The review process is over, the list of accepted papers is available at http://bis.kie.ae.poznan.pl/11th_bis/papers.php
Out of 18 submissions 10 papers were accepted which gives the workshop a 55% acceptance ratio. All accepted papers will be presented on May 6th, 2008. They will be also published altogether with presentation slides in open content proceedings of all BIS 2008 Workshops (at ceur-ws.org) as well as in a book or on CD.
I am happy to announce that my thesis titled People Search in the Enterprise has been completed and submitted to the committee.
The main focus in the thesis is on two main expertise retrieval tasks: (1) expert finding — identifying a list of people who are knowledgeable about a given topic (“Who are the experts on topic X?”) and (2) expert profiling — returning a list of topics that a person is knowledgeable about (“What topics does person Y know about?”). In the thesis, expertise retrieval is approached as an association finding task between people and topics.
The main contribution of the thesis is a generative probabilistic modeling framework for capturing the expert finding and profiling tasks in a uniform way.
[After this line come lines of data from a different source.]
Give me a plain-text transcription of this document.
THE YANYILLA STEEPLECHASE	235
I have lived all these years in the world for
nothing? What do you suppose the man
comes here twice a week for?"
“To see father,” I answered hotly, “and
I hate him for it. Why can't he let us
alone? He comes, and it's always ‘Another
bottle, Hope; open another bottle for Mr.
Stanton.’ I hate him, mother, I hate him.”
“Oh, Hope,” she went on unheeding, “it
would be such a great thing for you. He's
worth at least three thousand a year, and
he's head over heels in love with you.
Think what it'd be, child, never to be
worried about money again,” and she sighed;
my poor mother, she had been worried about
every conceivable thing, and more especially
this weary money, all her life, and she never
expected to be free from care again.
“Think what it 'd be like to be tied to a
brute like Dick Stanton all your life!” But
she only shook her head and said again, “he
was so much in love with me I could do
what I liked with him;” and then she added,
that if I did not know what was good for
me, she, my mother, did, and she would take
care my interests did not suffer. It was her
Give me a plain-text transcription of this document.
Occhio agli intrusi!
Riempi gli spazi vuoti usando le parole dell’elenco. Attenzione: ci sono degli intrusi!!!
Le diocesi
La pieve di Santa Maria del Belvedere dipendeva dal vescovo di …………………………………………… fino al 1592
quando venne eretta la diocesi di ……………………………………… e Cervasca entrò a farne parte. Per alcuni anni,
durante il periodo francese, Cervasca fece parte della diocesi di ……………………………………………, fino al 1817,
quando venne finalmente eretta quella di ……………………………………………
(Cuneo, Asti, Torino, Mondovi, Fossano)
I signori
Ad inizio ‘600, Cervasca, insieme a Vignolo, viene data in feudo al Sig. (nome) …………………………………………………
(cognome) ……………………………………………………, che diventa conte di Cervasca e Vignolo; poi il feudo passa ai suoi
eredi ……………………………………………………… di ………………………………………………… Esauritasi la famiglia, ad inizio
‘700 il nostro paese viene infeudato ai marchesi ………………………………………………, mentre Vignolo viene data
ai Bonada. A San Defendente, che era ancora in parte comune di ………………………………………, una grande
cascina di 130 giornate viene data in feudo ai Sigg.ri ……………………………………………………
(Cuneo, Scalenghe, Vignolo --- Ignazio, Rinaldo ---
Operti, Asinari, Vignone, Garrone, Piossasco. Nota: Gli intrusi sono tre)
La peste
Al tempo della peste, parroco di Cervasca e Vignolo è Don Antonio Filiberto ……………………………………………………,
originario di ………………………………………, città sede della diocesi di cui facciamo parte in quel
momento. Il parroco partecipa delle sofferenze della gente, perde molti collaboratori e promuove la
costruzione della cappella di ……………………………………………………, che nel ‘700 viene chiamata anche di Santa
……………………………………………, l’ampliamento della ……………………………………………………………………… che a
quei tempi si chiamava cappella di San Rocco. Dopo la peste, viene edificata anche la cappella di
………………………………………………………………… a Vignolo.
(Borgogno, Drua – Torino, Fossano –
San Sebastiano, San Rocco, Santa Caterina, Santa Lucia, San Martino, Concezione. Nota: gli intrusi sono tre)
On top of this general framework two main families of models are introduced, by adapting generative language modeling techniques for document retrieval in a transparent and theoretically sound way.
Throughout the thesis we extensively evaluate and compare these baseline models across different organizational settings, and perform an extensive and systematic exploration and analysis of the experimental results obtained. We show that our baseline models are robust yet deliver very competitive performance.
Through a series of examples we demonstrate that our generic models are able to incorporate and exploit special characteristics and features of test collections and/or the organizational settings that they represent. Additionally, we address a number of related tasks, including finding similar experts, mining contact details of people, and enterprise document search.
Finally, we provide further examples that illustrate the generic nature of our baseline models and apply them to find associations between topics and entities other than people.
Assuming that the committee’s answer is affirmative, the thesis is going to be printed in early June 2008.